The following native trout habitat projects in New Mexico and Colorado have been approved for funding by WNTI for 2019:
NEW MEXICO: Santa Clara Creek – Headwaters Restoration
The project objective is to maximize ecosystem potential for sustaining a prime, cold-water native trout fishery that is resilient to variable flow rates from drought and flood events. This project restores habitat to benefit Rio Grande Cutthroat Trout on the Santa Clara Pueblo tribal lands, impacted by the catastrophic Las Conchas wildfire in 2011. The lead partner is the Santa Clara Pueblo Department of Forestry.
This project will reclaim high quality stream and lake habitat to provide a resilient watershed for the reintroduction of native Rio Grande Cutthroat Trout within its historic range within Great Sand Dunes National Park.

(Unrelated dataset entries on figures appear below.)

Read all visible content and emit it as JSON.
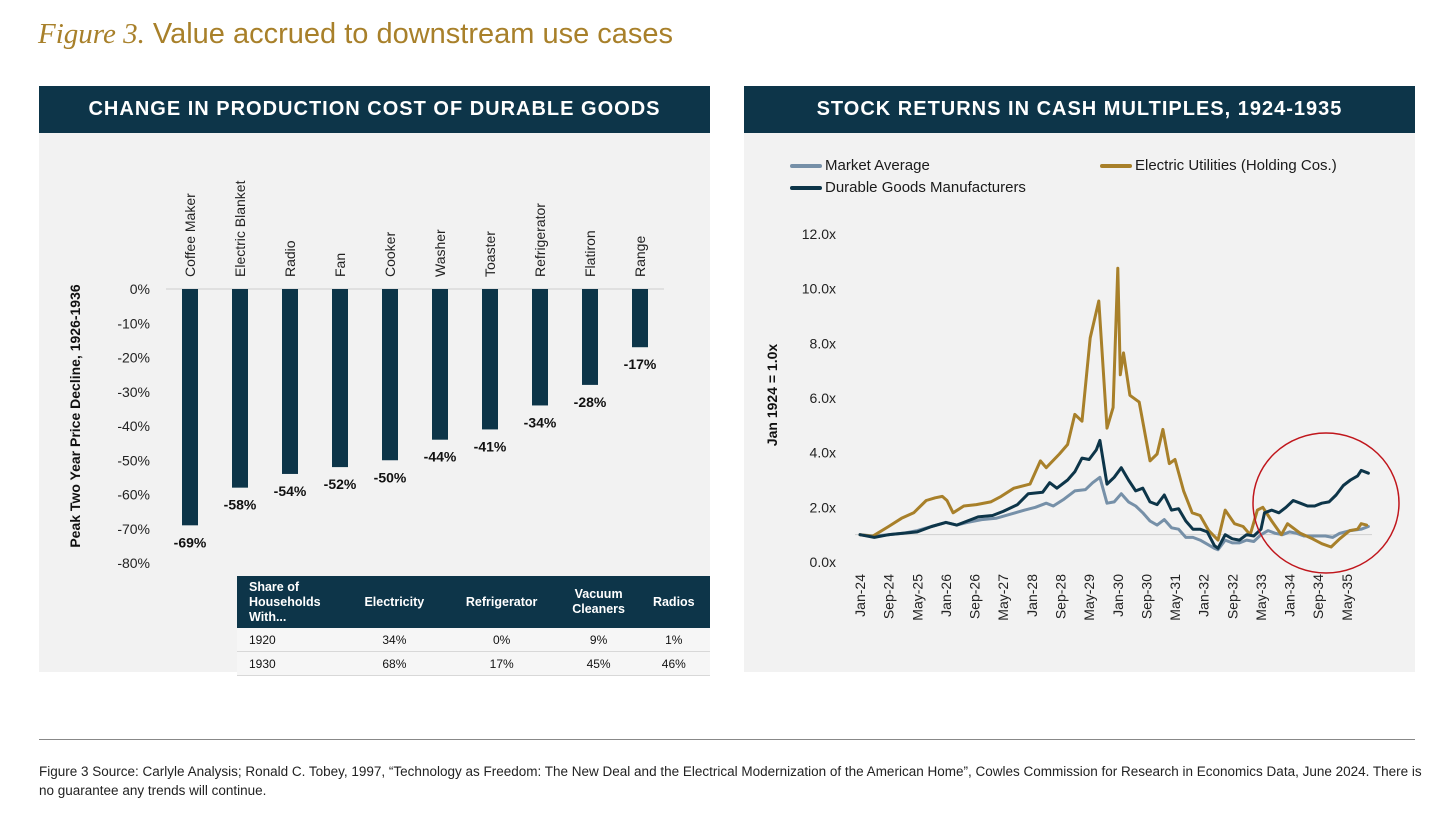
{
  "figure": {
    "number": "Figure 3.",
    "title": "Value accrued to downstream use cases"
  },
  "colors": {
    "header_bg": "#0d3549",
    "bar": "#0d3549",
    "gold": "#a8802a",
    "market": "#7690a8",
    "durable": "#0d3549",
    "circle": "#c0161c"
  },
  "chart_data": [
    {
      "type": "bar",
      "title": "CHANGE IN PRODUCTION COST OF DURABLE GOODS",
      "ylabel": "Peak Two Year Price Decline, 1926-1936",
      "xlabel": "",
      "ylim": [
        -80,
        0
      ],
      "yticks": [
        "0%",
        "-10%",
        "-20%",
        "-30%",
        "-40%",
        "-50%",
        "-60%",
        "-70%",
        "-80%"
      ],
      "categories": [
        "Coffee Maker",
        "Electric Blanket",
        "Radio",
        "Fan",
        "Cooker",
        "Washer",
        "Toaster",
        "Refrigerator",
        "Flatiron",
        "Range"
      ],
      "values": [
        -69,
        -58,
        -54,
        -52,
        -50,
        -44,
        -41,
        -34,
        -28,
        -17
      ],
      "data_labels": [
        "-69%",
        "-58%",
        "-54%",
        "-52%",
        "-50%",
        "-44%",
        "-41%",
        "-34%",
        "-28%",
        "-17%"
      ],
      "grid": false
    },
    {
      "type": "line",
      "title": "STOCK RETURNS IN CASH MULTIPLES, 1924-1935",
      "ylabel": "Jan 1924 = 1.0x",
      "xlabel": "",
      "x_units": "months since Jan 1924",
      "ylim": [
        0,
        12
      ],
      "yticks": [
        "0.0x",
        "2.0x",
        "4.0x",
        "6.0x",
        "8.0x",
        "10.0x",
        "12.0x"
      ],
      "xticks": [
        "Jan-24",
        "Sep-24",
        "May-25",
        "Jan-26",
        "Sep-26",
        "May-27",
        "Jan-28",
        "Sep-28",
        "May-29",
        "Jan-30",
        "Sep-30",
        "May-31",
        "Jan-32",
        "Sep-32",
        "May-33",
        "Jan-34",
        "Sep-34",
        "May-35"
      ],
      "reference_line": 1.0,
      "legend_position": "top",
      "annotation": "red circle highlighting 1933-1935",
      "series": [
        {
          "name": "Market Average",
          "color": "#7690a8",
          "points": [
            [
              0,
              1.0
            ],
            [
              4,
              0.95
            ],
            [
              8,
              1.0
            ],
            [
              12,
              1.05
            ],
            [
              16,
              1.15
            ],
            [
              20,
              1.3
            ],
            [
              24,
              1.45
            ],
            [
              27,
              1.35
            ],
            [
              30,
              1.45
            ],
            [
              34,
              1.55
            ],
            [
              38,
              1.6
            ],
            [
              42,
              1.75
            ],
            [
              46,
              1.9
            ],
            [
              49,
              2.0
            ],
            [
              52,
              2.15
            ],
            [
              54,
              2.05
            ],
            [
              57,
              2.3
            ],
            [
              60,
              2.6
            ],
            [
              63,
              2.65
            ],
            [
              65,
              2.9
            ],
            [
              67,
              3.1
            ],
            [
              69,
              2.15
            ],
            [
              71,
              2.2
            ],
            [
              73,
              2.5
            ],
            [
              75,
              2.2
            ],
            [
              77,
              2.05
            ],
            [
              79,
              1.8
            ],
            [
              81,
              1.5
            ],
            [
              83,
              1.35
            ],
            [
              85,
              1.55
            ],
            [
              87,
              1.25
            ],
            [
              89,
              1.2
            ],
            [
              91,
              0.9
            ],
            [
              93,
              0.9
            ],
            [
              95,
              0.8
            ],
            [
              97,
              0.65
            ],
            [
              99,
              0.5
            ],
            [
              100,
              0.45
            ],
            [
              102,
              0.8
            ],
            [
              104,
              0.7
            ],
            [
              106,
              0.7
            ],
            [
              108,
              0.8
            ],
            [
              110,
              0.75
            ],
            [
              112,
              1.0
            ],
            [
              114,
              1.15
            ],
            [
              116,
              1.05
            ],
            [
              118,
              1.0
            ],
            [
              120,
              1.1
            ],
            [
              122,
              1.05
            ],
            [
              124,
              0.95
            ],
            [
              126,
              0.95
            ],
            [
              128,
              0.95
            ],
            [
              130,
              0.95
            ],
            [
              132,
              0.9
            ],
            [
              134,
              1.05
            ],
            [
              137,
              1.15
            ],
            [
              140,
              1.2
            ],
            [
              142,
              1.3
            ]
          ]
        },
        {
          "name": "Electric Utilities (Holding Cos.)",
          "color": "#a8802a",
          "points": [
            [
              0,
              1.0
            ],
            [
              3.5,
              0.94
            ],
            [
              8,
              1.3
            ],
            [
              11.6,
              1.6
            ],
            [
              15,
              1.8
            ],
            [
              18.5,
              2.25
            ],
            [
              21,
              2.35
            ],
            [
              23,
              2.4
            ],
            [
              24.3,
              2.25
            ],
            [
              26,
              1.8
            ],
            [
              29,
              2.05
            ],
            [
              32.5,
              2.1
            ],
            [
              36.5,
              2.2
            ],
            [
              39.4,
              2.4
            ],
            [
              43,
              2.7
            ],
            [
              47.5,
              2.85
            ],
            [
              50.4,
              3.7
            ],
            [
              52,
              3.45
            ],
            [
              55.7,
              3.95
            ],
            [
              58,
              4.3
            ],
            [
              60,
              5.4
            ],
            [
              62,
              5.15
            ],
            [
              64.3,
              8.2
            ],
            [
              66.7,
              9.55
            ],
            [
              69,
              4.9
            ],
            [
              70.7,
              5.65
            ],
            [
              72,
              10.75
            ],
            [
              72.7,
              6.85
            ],
            [
              73.6,
              7.65
            ],
            [
              75.4,
              6.1
            ],
            [
              78,
              5.85
            ],
            [
              81,
              3.7
            ],
            [
              83,
              3.95
            ],
            [
              84.6,
              4.85
            ],
            [
              86.4,
              3.6
            ],
            [
              88,
              3.75
            ],
            [
              90.4,
              2.6
            ],
            [
              92.8,
              1.8
            ],
            [
              95,
              1.7
            ],
            [
              97.4,
              1.15
            ],
            [
              100,
              0.8
            ],
            [
              102,
              1.9
            ],
            [
              104.6,
              1.4
            ],
            [
              107,
              1.3
            ],
            [
              109,
              1.0
            ],
            [
              111,
              1.9
            ],
            [
              112.5,
              2.0
            ],
            [
              115,
              1.5
            ],
            [
              117.7,
              1.0
            ],
            [
              119.4,
              1.4
            ],
            [
              123,
              1.05
            ],
            [
              126.4,
              0.85
            ],
            [
              129,
              0.67
            ],
            [
              131.6,
              0.55
            ],
            [
              134,
              0.85
            ],
            [
              136.8,
              1.15
            ],
            [
              139,
              1.2
            ],
            [
              140,
              1.4
            ],
            [
              141.5,
              1.35
            ]
          ]
        },
        {
          "name": "Durable Goods Manufacturers",
          "color": "#0d3549",
          "points": [
            [
              0,
              1.0
            ],
            [
              4,
              0.9
            ],
            [
              8,
              1.0
            ],
            [
              12,
              1.05
            ],
            [
              16,
              1.1
            ],
            [
              20,
              1.3
            ],
            [
              24,
              1.45
            ],
            [
              27,
              1.35
            ],
            [
              30,
              1.5
            ],
            [
              33,
              1.65
            ],
            [
              37,
              1.7
            ],
            [
              40,
              1.85
            ],
            [
              44,
              2.1
            ],
            [
              47,
              2.5
            ],
            [
              51,
              2.55
            ],
            [
              53,
              2.9
            ],
            [
              55,
              2.7
            ],
            [
              58,
              3.0
            ],
            [
              60,
              3.3
            ],
            [
              62,
              3.8
            ],
            [
              64,
              3.75
            ],
            [
              66,
              4.1
            ],
            [
              67,
              4.45
            ],
            [
              69,
              2.85
            ],
            [
              71,
              3.1
            ],
            [
              73,
              3.45
            ],
            [
              75,
              3.0
            ],
            [
              77,
              2.6
            ],
            [
              79,
              2.7
            ],
            [
              81,
              2.2
            ],
            [
              83,
              2.1
            ],
            [
              85,
              2.45
            ],
            [
              87,
              1.9
            ],
            [
              89,
              1.95
            ],
            [
              91,
              1.5
            ],
            [
              93,
              1.2
            ],
            [
              95,
              1.2
            ],
            [
              97,
              1.1
            ],
            [
              99,
              0.6
            ],
            [
              100,
              0.5
            ],
            [
              102,
              1.0
            ],
            [
              104,
              0.85
            ],
            [
              106,
              0.8
            ],
            [
              108,
              1.0
            ],
            [
              110,
              0.95
            ],
            [
              112,
              1.2
            ],
            [
              113,
              1.8
            ],
            [
              115,
              1.9
            ],
            [
              117,
              1.8
            ],
            [
              119,
              2.0
            ],
            [
              121,
              2.25
            ],
            [
              123,
              2.15
            ],
            [
              125,
              2.05
            ],
            [
              127,
              2.05
            ],
            [
              129,
              2.15
            ],
            [
              131,
              2.2
            ],
            [
              133,
              2.45
            ],
            [
              135,
              2.8
            ],
            [
              137,
              3.0
            ],
            [
              139,
              3.15
            ],
            [
              140,
              3.35
            ],
            [
              142,
              3.25
            ]
          ]
        }
      ]
    }
  ],
  "table": {
    "headers": [
      "Share of Households With...",
      "Electricity",
      "Refrigerator",
      "Vacuum Cleaners",
      "Radios"
    ],
    "rows": [
      [
        "1920",
        "34%",
        "0%",
        "9%",
        "1%"
      ],
      [
        "1930",
        "68%",
        "17%",
        "45%",
        "46%"
      ]
    ]
  },
  "source": "Figure 3 Source: Carlyle Analysis; Ronald C. Tobey, 1997, “Technology as Freedom: The New Deal and the Electrical Modernization of the American Home”, Cowles Commission for Research in Economics Data, June 2024. There is no guarantee any trends will continue."
}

Completion of the project will add 12 miles and two lakes of habitat for Rio Grande Cutthroat Trout. The lead partner is the National Park Service.
WNTI is an initiative of the Western Association of Fish and Wildlife Agencies that seeks to cooperatively restore and recover 21 western native trout and char species across their historic range. Since its inception in 2006, WNTI has directed $35 million in federal, public and private funds to support 147 priority native trout conservation projects. WNTI and partners have removed 96 barriers to fish passage, reconnected or improved 1,199 miles of native trout habitat and put in place 35 protective fish barriers to conserve important native trout populations.